Elektrik Mühendisleri Odası Antalya Şube Başkanı İlhan Metin, Elektrik fiyatlarına yapılan rekor düzeydeki zamların, ekonominin temel girdisi olması nedeniyle pek çok üründe de fiyat artışlarına neden olacağını söyledi. Metin, son bir yılda elektriğe ortalama yüzde 45 oranında zam yapıldığını da belirterek, “Ekonomi yönetiminde yaşanan kriz, elektrik fiyatlarındaki artışın devam edeceğini göstermektedir” dedi.

Yazılı bir açıklama yapan EMO Antalya Şubesi Başkanı Metin, son zamlarla ilgili şunları söyledi:

“Ağustos ve Eylül aylarında yüzde 14`er düzeyinde fiyat artışı yapılan sanayi, ticarethane ve tarımsal sulama abonelerinin kullandığı elektriğe Ekim ayında yüzde 18 zam yapıldı. Böylece yılbaşından itibaren elektriğe yapılan zam; sanayi, ticarethane ve tarımsal sulama kullanıcıları için yüzde 70`i aştı. Konut kullanıcılarının elektrik faturasına ise 1 Ekim`den itibaren geçerli olmak üzere yüzde 8.72 zam yapıldı. Bu zamla birlikte hanelerin aylık elektriğe ödedikleri fatura 2017 yılsonuna göre bu yıl yüzde 44.9 artmış oldu.

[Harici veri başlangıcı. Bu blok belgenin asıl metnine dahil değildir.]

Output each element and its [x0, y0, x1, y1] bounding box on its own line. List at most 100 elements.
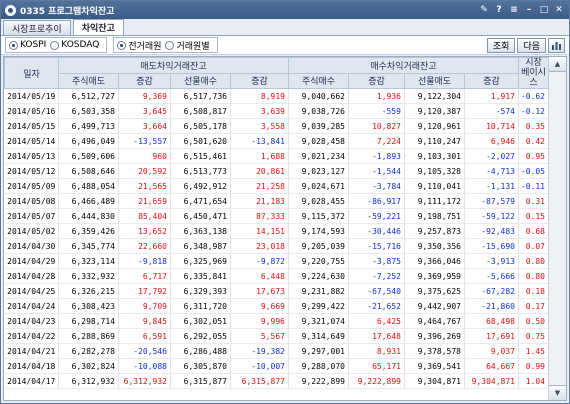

Yapılan yeni zamla asgari 230 kilovatsaatlik tüketim üzerinden 4 kişilik bir ailenin aylık elektrik faturası 137 lirayı geçerken, geçen yıla göre aynı elektrik tüketimi için 42.6 lira daha fazla ödenmesi gerekecek.

Enerji fiyatları için 3`er aylık dönemler halinde uygulanan maliyet esaslı fiyatlandırma mekanizmasının fiilen ortadan kaldırılarak, "her ay zam" düzenine geçilmesinin ardından elektriğe bir kez daha yüksek oranlı zam yapıldı.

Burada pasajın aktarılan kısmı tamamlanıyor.